“America is for Americans and Americans only," Stephen Miller, a senior advisor to Republican Presidential nominee Donald Trump, proclaimed at the Trump-Vance rally in New York City's Madison Square Garden last night.
This assertion is likely news to the tens of millions of Irish people who have emigrated to the United States for well over a century, as well as their generations of Irish American descendants.
Notably, Miller's assertion bears an uncomfortable similarity with "Germany for the Germans - foreigners out," which, according to The Guardian, is a phrase originating in the 19th century and used by Nazi leader Adolf Hitler.

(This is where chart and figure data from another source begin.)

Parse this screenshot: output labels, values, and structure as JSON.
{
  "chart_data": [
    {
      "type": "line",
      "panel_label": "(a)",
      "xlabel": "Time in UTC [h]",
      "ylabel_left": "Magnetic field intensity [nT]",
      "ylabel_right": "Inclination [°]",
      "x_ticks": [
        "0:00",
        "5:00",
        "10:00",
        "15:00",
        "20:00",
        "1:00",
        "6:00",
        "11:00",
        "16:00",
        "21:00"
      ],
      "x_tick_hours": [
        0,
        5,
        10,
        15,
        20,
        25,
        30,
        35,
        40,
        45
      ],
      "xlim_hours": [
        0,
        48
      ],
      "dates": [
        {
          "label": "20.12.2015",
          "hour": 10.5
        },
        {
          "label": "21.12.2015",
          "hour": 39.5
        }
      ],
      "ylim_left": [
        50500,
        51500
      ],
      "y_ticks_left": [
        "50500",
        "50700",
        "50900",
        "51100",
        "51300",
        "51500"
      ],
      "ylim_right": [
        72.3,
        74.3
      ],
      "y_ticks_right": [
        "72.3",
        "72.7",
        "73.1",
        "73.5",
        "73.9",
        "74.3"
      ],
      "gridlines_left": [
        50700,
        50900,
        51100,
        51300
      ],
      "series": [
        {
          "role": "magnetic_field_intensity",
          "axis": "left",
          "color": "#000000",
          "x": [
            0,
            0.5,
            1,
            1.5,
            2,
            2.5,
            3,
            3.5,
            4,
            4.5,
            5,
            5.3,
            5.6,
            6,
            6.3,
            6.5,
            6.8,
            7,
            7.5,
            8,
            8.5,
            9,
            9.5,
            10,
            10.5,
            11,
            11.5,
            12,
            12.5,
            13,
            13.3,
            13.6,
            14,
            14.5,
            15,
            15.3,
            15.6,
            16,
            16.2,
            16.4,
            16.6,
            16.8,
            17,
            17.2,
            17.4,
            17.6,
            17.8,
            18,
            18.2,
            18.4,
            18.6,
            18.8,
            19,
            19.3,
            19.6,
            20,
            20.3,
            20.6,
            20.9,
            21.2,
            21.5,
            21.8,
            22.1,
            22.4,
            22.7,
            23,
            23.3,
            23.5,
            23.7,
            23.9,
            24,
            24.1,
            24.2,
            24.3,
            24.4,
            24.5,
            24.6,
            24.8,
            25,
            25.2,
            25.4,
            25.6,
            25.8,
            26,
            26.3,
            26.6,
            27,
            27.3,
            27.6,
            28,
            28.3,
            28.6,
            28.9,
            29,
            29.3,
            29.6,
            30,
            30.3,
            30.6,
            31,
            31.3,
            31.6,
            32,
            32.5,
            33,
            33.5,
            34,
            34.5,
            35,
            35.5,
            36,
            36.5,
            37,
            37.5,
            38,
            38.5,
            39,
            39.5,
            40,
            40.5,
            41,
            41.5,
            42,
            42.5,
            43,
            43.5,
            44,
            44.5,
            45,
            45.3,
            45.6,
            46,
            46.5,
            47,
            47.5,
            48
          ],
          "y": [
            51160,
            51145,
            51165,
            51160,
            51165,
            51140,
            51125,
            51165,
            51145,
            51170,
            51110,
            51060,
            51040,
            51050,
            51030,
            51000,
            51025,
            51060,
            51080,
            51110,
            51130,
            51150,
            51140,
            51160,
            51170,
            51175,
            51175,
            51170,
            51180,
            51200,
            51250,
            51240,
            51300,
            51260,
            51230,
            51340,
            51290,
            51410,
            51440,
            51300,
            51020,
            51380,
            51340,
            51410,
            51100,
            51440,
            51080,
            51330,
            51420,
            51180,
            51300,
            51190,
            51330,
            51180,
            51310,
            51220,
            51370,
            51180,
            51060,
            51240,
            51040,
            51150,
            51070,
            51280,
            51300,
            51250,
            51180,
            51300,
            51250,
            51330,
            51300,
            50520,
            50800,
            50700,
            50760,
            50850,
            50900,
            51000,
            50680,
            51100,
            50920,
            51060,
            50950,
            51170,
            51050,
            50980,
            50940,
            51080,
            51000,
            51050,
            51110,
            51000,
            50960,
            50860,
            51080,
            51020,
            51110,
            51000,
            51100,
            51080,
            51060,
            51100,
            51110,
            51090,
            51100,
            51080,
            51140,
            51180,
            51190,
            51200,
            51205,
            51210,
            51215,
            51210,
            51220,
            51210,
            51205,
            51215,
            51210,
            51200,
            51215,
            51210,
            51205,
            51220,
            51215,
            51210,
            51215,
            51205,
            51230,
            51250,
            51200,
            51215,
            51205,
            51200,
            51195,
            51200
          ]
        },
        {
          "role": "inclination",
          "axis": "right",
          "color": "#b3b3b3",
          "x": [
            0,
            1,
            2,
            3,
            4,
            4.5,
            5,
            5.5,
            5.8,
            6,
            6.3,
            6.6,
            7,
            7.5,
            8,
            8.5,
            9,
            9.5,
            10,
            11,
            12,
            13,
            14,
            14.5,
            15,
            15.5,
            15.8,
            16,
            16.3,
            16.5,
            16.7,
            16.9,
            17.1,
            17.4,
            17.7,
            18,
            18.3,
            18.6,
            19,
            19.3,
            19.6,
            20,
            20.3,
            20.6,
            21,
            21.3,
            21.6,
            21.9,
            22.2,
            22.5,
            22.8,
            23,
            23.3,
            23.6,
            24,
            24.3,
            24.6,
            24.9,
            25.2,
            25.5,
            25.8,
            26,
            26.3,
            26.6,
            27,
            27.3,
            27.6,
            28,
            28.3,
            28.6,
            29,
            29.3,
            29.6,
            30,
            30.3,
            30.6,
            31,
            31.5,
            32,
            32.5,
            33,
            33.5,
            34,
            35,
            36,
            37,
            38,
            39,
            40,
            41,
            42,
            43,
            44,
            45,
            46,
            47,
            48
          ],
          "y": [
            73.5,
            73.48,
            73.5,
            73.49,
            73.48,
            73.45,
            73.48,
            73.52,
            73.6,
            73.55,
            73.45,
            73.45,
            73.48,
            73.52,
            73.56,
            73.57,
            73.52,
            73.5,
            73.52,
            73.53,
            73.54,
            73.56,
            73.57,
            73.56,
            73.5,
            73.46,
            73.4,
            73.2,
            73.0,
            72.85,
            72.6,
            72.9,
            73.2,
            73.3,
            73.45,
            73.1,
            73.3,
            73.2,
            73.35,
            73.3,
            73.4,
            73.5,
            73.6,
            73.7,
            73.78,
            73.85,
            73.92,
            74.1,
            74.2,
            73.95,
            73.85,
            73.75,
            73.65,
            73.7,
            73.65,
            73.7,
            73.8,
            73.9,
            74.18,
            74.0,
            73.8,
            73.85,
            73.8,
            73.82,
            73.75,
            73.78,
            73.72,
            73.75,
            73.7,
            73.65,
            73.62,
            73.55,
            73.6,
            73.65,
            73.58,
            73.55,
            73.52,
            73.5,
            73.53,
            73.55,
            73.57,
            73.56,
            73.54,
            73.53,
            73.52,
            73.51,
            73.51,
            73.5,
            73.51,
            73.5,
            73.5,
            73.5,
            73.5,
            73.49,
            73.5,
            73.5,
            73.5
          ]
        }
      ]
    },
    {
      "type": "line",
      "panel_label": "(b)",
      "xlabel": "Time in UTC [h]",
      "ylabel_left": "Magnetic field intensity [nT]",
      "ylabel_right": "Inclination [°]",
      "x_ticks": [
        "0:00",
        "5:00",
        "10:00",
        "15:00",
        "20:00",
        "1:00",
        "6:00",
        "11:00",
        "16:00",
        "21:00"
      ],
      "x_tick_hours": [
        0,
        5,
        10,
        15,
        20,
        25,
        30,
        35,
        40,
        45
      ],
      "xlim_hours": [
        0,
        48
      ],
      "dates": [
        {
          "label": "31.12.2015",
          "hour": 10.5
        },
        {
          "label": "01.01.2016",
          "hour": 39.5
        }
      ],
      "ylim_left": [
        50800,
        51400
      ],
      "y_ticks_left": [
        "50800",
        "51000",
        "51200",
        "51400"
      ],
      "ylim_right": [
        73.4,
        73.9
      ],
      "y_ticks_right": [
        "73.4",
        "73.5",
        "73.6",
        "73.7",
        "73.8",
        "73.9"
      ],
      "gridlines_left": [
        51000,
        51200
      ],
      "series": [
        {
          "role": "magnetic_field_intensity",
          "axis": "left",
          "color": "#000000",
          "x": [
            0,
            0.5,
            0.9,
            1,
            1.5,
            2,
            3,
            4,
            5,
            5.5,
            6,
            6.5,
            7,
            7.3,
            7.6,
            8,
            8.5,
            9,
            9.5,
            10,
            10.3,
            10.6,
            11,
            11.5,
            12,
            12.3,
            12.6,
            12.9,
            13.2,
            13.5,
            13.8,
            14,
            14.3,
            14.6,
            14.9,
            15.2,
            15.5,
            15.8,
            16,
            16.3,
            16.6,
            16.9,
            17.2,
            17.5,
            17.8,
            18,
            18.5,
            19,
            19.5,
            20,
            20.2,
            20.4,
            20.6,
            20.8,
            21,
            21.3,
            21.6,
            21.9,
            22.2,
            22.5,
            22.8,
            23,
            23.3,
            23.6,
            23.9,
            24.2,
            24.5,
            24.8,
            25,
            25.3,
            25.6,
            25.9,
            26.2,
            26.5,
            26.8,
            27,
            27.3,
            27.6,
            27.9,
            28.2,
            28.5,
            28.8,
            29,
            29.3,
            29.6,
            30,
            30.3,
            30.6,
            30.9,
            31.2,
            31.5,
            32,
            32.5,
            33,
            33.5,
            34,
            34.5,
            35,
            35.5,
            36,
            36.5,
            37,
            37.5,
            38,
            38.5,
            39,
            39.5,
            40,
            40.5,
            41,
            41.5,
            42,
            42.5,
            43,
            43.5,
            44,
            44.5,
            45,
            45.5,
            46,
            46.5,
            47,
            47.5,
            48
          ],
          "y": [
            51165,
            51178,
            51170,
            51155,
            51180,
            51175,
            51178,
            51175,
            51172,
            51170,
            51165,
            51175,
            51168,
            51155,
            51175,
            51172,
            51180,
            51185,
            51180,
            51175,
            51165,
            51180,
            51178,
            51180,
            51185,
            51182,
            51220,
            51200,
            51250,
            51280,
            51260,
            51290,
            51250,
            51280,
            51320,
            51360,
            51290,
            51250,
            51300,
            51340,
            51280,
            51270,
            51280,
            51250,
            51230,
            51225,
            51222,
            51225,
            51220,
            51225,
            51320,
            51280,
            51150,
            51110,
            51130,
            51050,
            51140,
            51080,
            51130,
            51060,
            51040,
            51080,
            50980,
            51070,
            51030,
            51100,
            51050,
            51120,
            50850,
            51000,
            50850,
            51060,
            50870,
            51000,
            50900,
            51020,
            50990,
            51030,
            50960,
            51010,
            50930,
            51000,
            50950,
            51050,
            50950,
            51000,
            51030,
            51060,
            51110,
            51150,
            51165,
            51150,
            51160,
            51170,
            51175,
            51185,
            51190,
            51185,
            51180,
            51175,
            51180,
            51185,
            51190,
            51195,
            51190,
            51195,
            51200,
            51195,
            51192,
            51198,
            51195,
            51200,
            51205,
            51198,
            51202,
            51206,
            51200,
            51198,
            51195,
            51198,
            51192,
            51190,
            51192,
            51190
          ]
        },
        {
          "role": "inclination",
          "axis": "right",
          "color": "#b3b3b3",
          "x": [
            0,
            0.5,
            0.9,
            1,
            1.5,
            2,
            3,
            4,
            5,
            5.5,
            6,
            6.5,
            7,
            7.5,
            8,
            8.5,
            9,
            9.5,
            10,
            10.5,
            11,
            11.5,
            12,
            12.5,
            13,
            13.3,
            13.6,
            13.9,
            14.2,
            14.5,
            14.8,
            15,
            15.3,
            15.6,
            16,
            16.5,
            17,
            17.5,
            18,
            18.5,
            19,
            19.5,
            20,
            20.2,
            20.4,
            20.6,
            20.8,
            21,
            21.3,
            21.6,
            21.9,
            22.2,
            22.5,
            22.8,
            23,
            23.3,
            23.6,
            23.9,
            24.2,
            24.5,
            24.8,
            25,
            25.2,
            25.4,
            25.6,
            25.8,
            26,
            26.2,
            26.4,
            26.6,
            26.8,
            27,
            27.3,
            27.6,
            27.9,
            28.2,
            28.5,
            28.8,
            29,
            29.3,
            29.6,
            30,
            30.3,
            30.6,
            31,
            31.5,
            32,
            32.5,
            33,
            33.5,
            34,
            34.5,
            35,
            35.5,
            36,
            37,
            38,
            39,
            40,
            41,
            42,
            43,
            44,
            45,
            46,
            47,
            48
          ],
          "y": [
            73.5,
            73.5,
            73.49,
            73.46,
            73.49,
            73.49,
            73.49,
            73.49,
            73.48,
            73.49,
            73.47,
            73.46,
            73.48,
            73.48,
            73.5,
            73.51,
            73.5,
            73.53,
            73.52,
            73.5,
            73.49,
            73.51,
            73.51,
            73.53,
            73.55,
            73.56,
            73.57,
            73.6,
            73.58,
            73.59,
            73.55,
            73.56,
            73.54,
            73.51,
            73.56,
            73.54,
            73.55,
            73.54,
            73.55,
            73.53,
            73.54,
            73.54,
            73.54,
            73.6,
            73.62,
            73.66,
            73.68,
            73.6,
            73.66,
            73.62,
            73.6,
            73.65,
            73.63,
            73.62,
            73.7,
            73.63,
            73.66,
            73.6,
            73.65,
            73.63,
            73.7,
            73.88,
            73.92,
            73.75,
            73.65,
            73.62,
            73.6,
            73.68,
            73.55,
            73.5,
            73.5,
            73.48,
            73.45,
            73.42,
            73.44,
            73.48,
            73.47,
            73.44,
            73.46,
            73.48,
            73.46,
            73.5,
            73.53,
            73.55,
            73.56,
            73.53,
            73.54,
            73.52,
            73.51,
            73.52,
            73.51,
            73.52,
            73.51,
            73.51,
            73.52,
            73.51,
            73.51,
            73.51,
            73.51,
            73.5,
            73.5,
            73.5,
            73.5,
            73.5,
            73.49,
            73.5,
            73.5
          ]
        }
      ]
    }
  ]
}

(It also comes about a week after John Kelly, Trump's former Chief of Staff, confirmed to the New York Times previous reports that he had heard Trump speak favorably of Hitler on more than one occasion.)
Miller's echoes of Nazi rhetoric are being overshadowed in the headlines on Monday by podcast host Tony Hinchcliffe's denigration of Latinos.
“These Latinos, they love making babies too," Hinchcliffe told a packed-out MSG. "Just know that. They do. They do. There’s no pulling out. They don’t do that. They come inside. Just like they did to our country.”
He continued: “I don’t know if you guys know this, but there’s literally a floating island of garbage in the middle of the ocean right now. Yeah, I think it’s called Puerto Rico."
Hinchcliffe's bizarre claims backfired, infuriating Puerto Ricans and prompting endorsements for Kamala Harris from major Latino entertainers including Ricky Martin, Bad Bunny, and Luis Fonsi.
As the Associated Press notes, Hinchcliffe’s set also included lewd and racist comments about Jews and Black people, all key constituencies in the election.
It was not too long ago that Irish immigrants were subjected to the same type of racist treatment. Lest we forget "No Irish Need Apply" and "No Blacks, No Dogs, No Irish."
Responding to Sunday's rally, Ted Smyth, a member of the Irish Americans for Harris committee, told IrishCentral on Monday: "Immigrants have built and continue to build America to be the strongest economy in the world.
"They have fought and died to protect democracy at home and abroad since the Civil War.
"If Puerto Rico can be called 'a floating island of garbage,' how long before the land of our ancestors, Ireland, is similarly labeled by extreme Trumpists who hate global trade?"
Indeed, Irish Americans must ask themselves how they can reconcile their own history of disparagement with the Trump campaign's denigration of foreigners and claims that "America is for Americans only."